Videos und Fotos zeigen, wie der Stierkämpfer mit seinem Umhang wedelt, um das wilde Tier zu animieren. Das geht einige Zeit gut - doch plötzlich kann Camacho nicht ausweichen. Der Stier stößt den Matador frontal um, wirbelt ihn zu Boden und erfasst dabei seinen Po mit dem linken Horn. Die Fallbewegung des Hochrisiko-Sportlers mildert den Vorfall offenbar ab. Nach Sekundenbruchteilen liegt Camacho auf dem Boden. Der Stier trampelt noch einmal über ihn hinweg, ehe die Assistenten des Stierkämpfers in die Arena steigen und das Tier mit mehreren anderen bunten Umhängen ablenken und von dem Star-Torero weglocken.
Dieser fasst sich unterdessen an seinen Allerwertesten. Auf Bildern ist ein kleines Loch hinten in seiner Hose zu sehen. Camacho, bekannt als "König der Stierkämpfer", wird innerhalb kürzester Zeit von vier Männern vom Platz getragen.

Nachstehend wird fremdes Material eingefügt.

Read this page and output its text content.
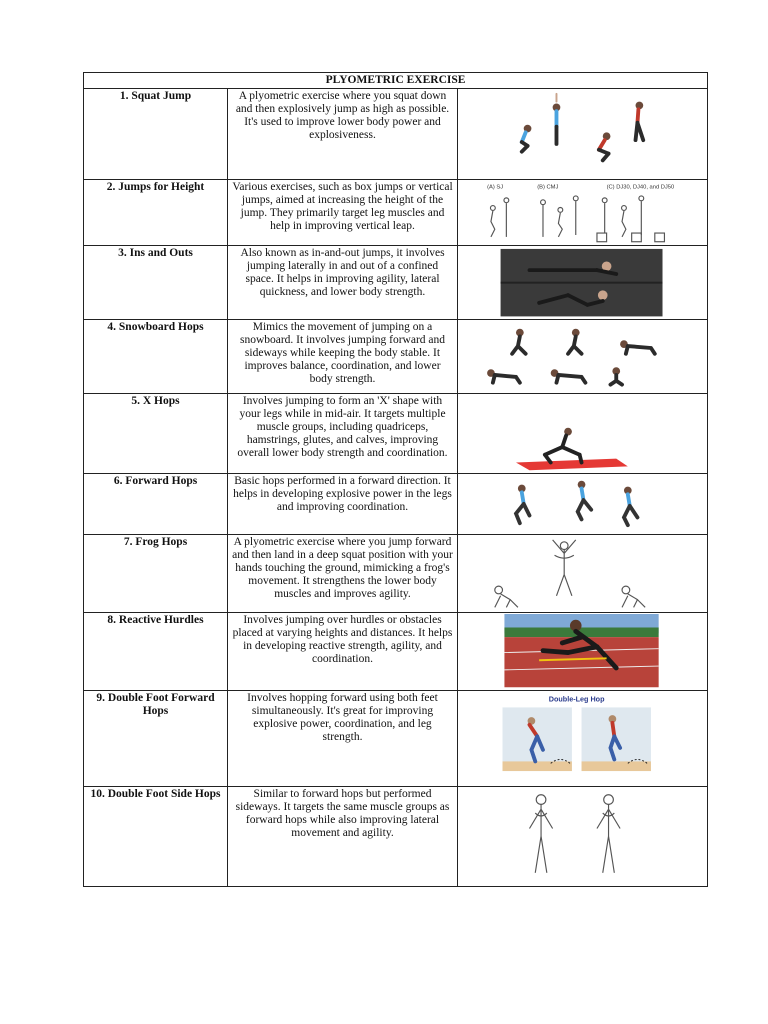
PLYOMETRIC EXERCISE		
1. Squat Jump	A plyometric exercise where you squat down and then explosively jump as high as possible. It's used to improve lower body power and explosiveness.	

2. Jumps for Height	Various exercises, such as box jumps or vertical jumps, aimed at increasing the height of the jump. They primarily target leg muscles and help in improving vertical leap.	(A) SJ (B) CMJ (C) DJ30, DJ40, and DJ50

3. Ins and Outs	Also known as in-and-out jumps, it involves jumping laterally in and out of a confined space. It helps in improving agility, lateral quickness, and lower body strength.	

4. Snowboard Hops	Mimics the movement of jumping on a snowboard. It involves jumping forward and sideways while keeping the body stable. It improves balance, coordination, and lower body strength.	

5. X Hops	Involves jumping to form an 'X' shape with your legs while in mid-air. It targets multiple muscle groups, including quadriceps, hamstrings, glutes, and calves, improving overall lower body strength and coordination.	

6. Forward Hops	Basic hops performed in a forward direction. It helps in developing explosive power in the legs and improving coordination.	

7. Frog Hops	A plyometric exercise where you jump forward and then land in a deep squat position with your hands touching the ground, mimicking a frog's movement. It strengthens the lower body muscles and improves agility.	

8. Reactive Hurdles	Involves jumping over hurdles or obstacles placed at varying heights and distances. It helps in developing reactive strength, agility, and coordination.	

9. Double Foot Forward Hops	Involves hopping forward using both feet simultaneously. It's great for improving explosive power, coordination, and leg strength.	Double-Leg Hop

10. Double Foot Side Hops	Similar to forward hops but performed sideways. It targets the same muscle groups as forward hops while also improving lateral movement and agility.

Sein schmerzerfüllter Blick zeigt den Zuschauern, dass es ihn heftig erwischt haben muss.
Die spanische Zeitung "La Nacion" zitierte aus der Krankenakte: "eine etwa zehn Zentimeter lange Stichwunde am hinteren Anusrand, die die Schließmuskeln des Afters teilweise beschädigte sowie eine 1,5 Zentimeter lange Perforation in der hinteren Rektumwand verursachte", hieß es in dem Bericht der Ärzte. Der Enddarm wurde durchbohrt. Im Krankenhaus kam es schließlich zu einer langwierigen und komplexen Notoperation. "Dies hindert ihn am Weiterkämpfen", so die Doktoren. Laut "Daily Mail" sei der Zustand des Patienten "sehr ernst".
Schon im vergangenen Jahr erwischte es Morante de La Puebla heftig: Ein Stier hatte ihn am Oberschenkel aufgespießt. Dabei riss der Adduktormuskel. Einen ähnlichen Vorfall erlitt der spanische Stierkämpfer bereits 2013. Camacho hielt all das offenbar nicht auf, er ist zur zentralen Figur in der Stierkampf-Szene Spaniens geworden. Allein in Sevilla ist er dieses Jahr viermal eingeplant. Ob er die nächsten Termine jedoch wirklich wahrnehmen kann, wird sich erst noch zeigen müssen.